Aunque estas figuras previamente mencionadas no tienen un gran alcance, hace unos días se reavivó este debate acerca del «rojipardismo» a raíz de la intervención de la escritora Ana Iris Simón en un acto organizado por el Gobierno. Un par de semanas antes, ya se había comenzado a discutir acerca de la afinidad ideológica de la autora a causa de un hilo y un artículo publicados por Pablo Batalla Cueto a propósito de la novela Feria, en la que Iris Simón parece reivindicar la figura de Ramiro de Ledesma, cofundador de las JONS.
La confrontación en Twitter
El periodista Antonio Maestre (@AntonioMaestre), junto con otros usuarios, denunció en redes y en una columna de opinión el posible carácter reaccionario del discurso de Ana Iris Simón, que promulgó un regeneracionismo basado en la familia en el que se podía percibir un evidente euroescepticismo y una crítica hacia las políticas migratorias actuales. En su defensa surgieron, además de usuarios claramente de derechas, otras voces como la de Juan Soto Ivars, el ya mencionado Bernabé o los directores del think-tank El Jacobino, que intercambiaron duros reproches con Maestre.
El propósito de este artículo no es valorar la posición política de la autora de Feria (ahí tienen los enlaces, revísenlos y saquen sus conclusiones) ni de cualquiera de los otros mencionados, aunque tengo claro que Juan Soto Ivars es probablemente conservador y que Roberto Vaquero es un fascista.

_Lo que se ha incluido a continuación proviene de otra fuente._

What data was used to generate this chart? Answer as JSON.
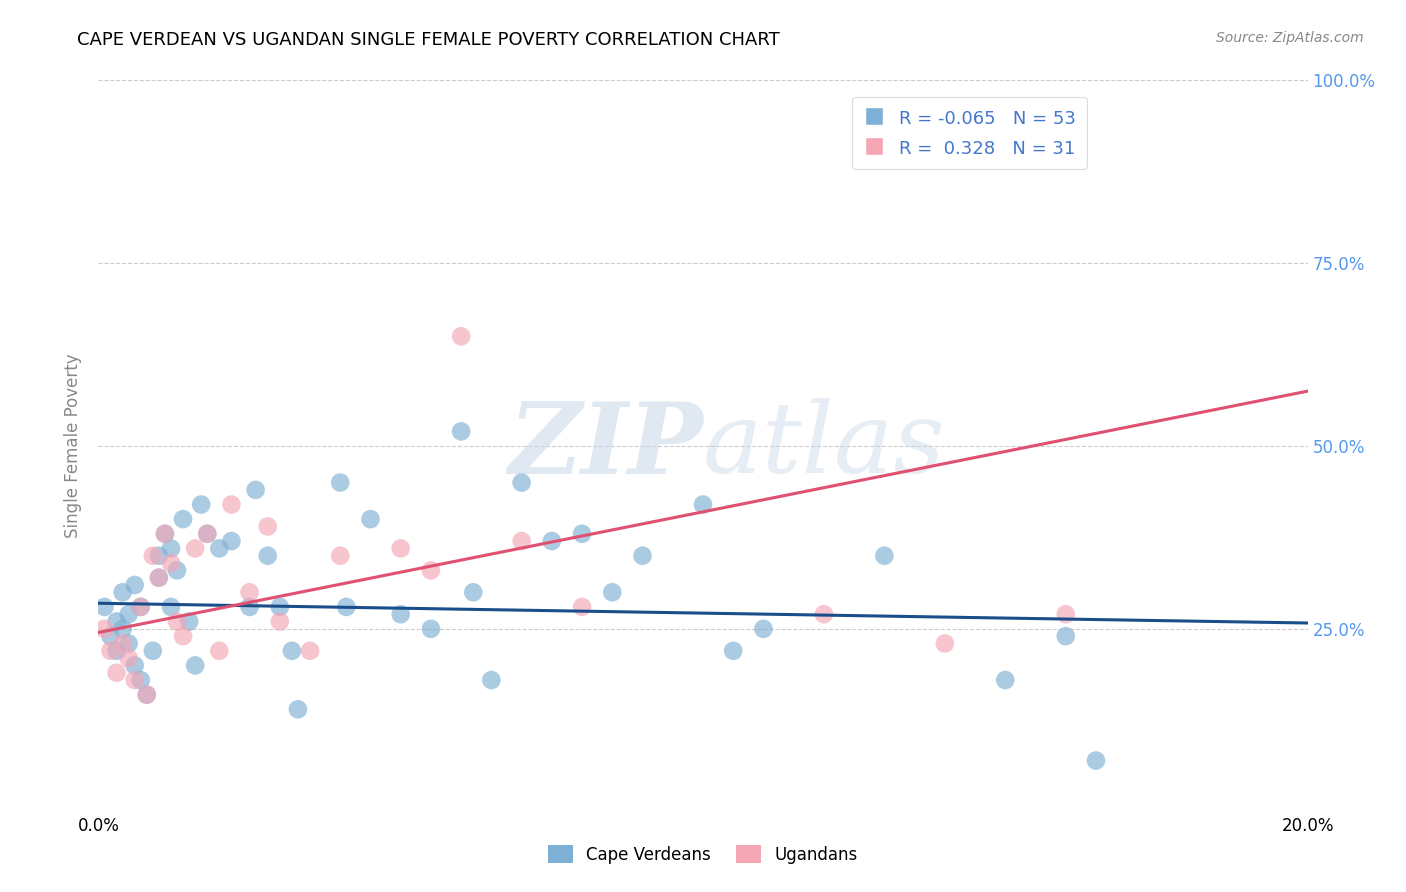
{
  "title": "CAPE VERDEAN VS UGANDAN SINGLE FEMALE POVERTY CORRELATION CHART",
  "source": "Source: ZipAtlas.com",
  "ylabel": "Single Female Poverty",
  "xlim": [
    0.0,
    0.2
  ],
  "ylim": [
    0.0,
    1.0
  ],
  "y_tick_labels_right": [
    "",
    "25.0%",
    "50.0%",
    "75.0%",
    "100.0%"
  ],
  "cape_verdean_color": "#7EB0D5",
  "ugandan_color": "#F4A6B5",
  "cape_verdean_line_color": "#1A4E8A",
  "ugandan_line_color": "#E05070",
  "R_cape": -0.065,
  "N_cape": 53,
  "R_uganda": 0.328,
  "N_uganda": 31,
  "legend_label_cape": "Cape Verdeans",
  "legend_label_uganda": "Ugandans",
  "watermark_zip": "ZIP",
  "watermark_atlas": "atlas",
  "blue_line": [
    0.0,
    0.285,
    0.2,
    0.258
  ],
  "pink_line": [
    0.0,
    0.245,
    0.2,
    0.575
  ],
  "cape_verdean_x": [
    0.001,
    0.002,
    0.003,
    0.003,
    0.004,
    0.004,
    0.005,
    0.005,
    0.006,
    0.006,
    0.007,
    0.007,
    0.008,
    0.009,
    0.01,
    0.01,
    0.011,
    0.012,
    0.012,
    0.013,
    0.014,
    0.015,
    0.016,
    0.017,
    0.018,
    0.02,
    0.022,
    0.025,
    0.026,
    0.028,
    0.03,
    0.032,
    0.033,
    0.04,
    0.041,
    0.045,
    0.05,
    0.055,
    0.06,
    0.062,
    0.065,
    0.07,
    0.075,
    0.08,
    0.085,
    0.09,
    0.1,
    0.105,
    0.11,
    0.13,
    0.15,
    0.16,
    0.165
  ],
  "cape_verdean_y": [
    0.28,
    0.24,
    0.26,
    0.22,
    0.3,
    0.25,
    0.27,
    0.23,
    0.31,
    0.2,
    0.28,
    0.18,
    0.16,
    0.22,
    0.32,
    0.35,
    0.38,
    0.36,
    0.28,
    0.33,
    0.4,
    0.26,
    0.2,
    0.42,
    0.38,
    0.36,
    0.37,
    0.28,
    0.44,
    0.35,
    0.28,
    0.22,
    0.14,
    0.45,
    0.28,
    0.4,
    0.27,
    0.25,
    0.52,
    0.3,
    0.18,
    0.45,
    0.37,
    0.38,
    0.3,
    0.35,
    0.42,
    0.22,
    0.25,
    0.35,
    0.18,
    0.24,
    0.07
  ],
  "ugandan_x": [
    0.001,
    0.002,
    0.003,
    0.004,
    0.005,
    0.006,
    0.007,
    0.008,
    0.009,
    0.01,
    0.011,
    0.012,
    0.013,
    0.014,
    0.016,
    0.018,
    0.02,
    0.022,
    0.025,
    0.028,
    0.03,
    0.035,
    0.04,
    0.05,
    0.055,
    0.06,
    0.07,
    0.08,
    0.12,
    0.14,
    0.16
  ],
  "ugandan_y": [
    0.25,
    0.22,
    0.19,
    0.23,
    0.21,
    0.18,
    0.28,
    0.16,
    0.35,
    0.32,
    0.38,
    0.34,
    0.26,
    0.24,
    0.36,
    0.38,
    0.22,
    0.42,
    0.3,
    0.39,
    0.26,
    0.22,
    0.35,
    0.36,
    0.33,
    0.65,
    0.37,
    0.28,
    0.27,
    0.23,
    0.27
  ]
}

En estas líneas se pretende arrojar luz acerca de un debate todavía marginal dentro de la izquierda, que sin duda ganará relevancia con el tiempo. Y es que, con el ciclo de la extrema derecha alt-right finalizando (Donald Trump se ha marchado y a Bolsonaro no le queda mucho), los sectores reaccionarios necesitan reorientar su estrategia, en un contexto de crisis económica en la que un gran sector de la población no mira con malos ojos el autoritarismo con la que China ha afrontado la pandemia de la COVID-19.
La habilidad retórica de personajes como Ana Iris Simón nos debe preocupar, por su potencial para condicionar (aún más) el marco de discusión de la izquierda. Nos toca desconfiar de la ambigüedad, del populismo y del apoliticismo superficial (ojo con el «trascender la izquierda» de Errejón) para enfrentarnos no solo a las contradicciones del mundo capitalista, sino también a las supuestas contradicciones de la propia izquierda: el ecologismo no va reñido con la lucha obrera, ni esta se desarrolla en un apartamento estanco en la que las reivindicaciones del colectivo trans no son necesarias.
Es sencillo recurrir a una arcadia pasada cuando se plantea un proyecto político, ya sea la Unión Soviética o la España de nuestros abuelos. También es sencillo conformar un frente unido acallando voces disidentes e ignorando los problemas de las minorías, pero lo fácil no es siempre lo más acertado, por más que lo promulgue Ockham. La nostalgia nunca será de izquierdas, pues el objetivo de esta no es más que la construcción de una realidad alejada del pasado por la que tenemos que empezar a luchar desde el presente. Pueden llamarme idealista, pero al menos no concedo entrevistas en canales neonazis.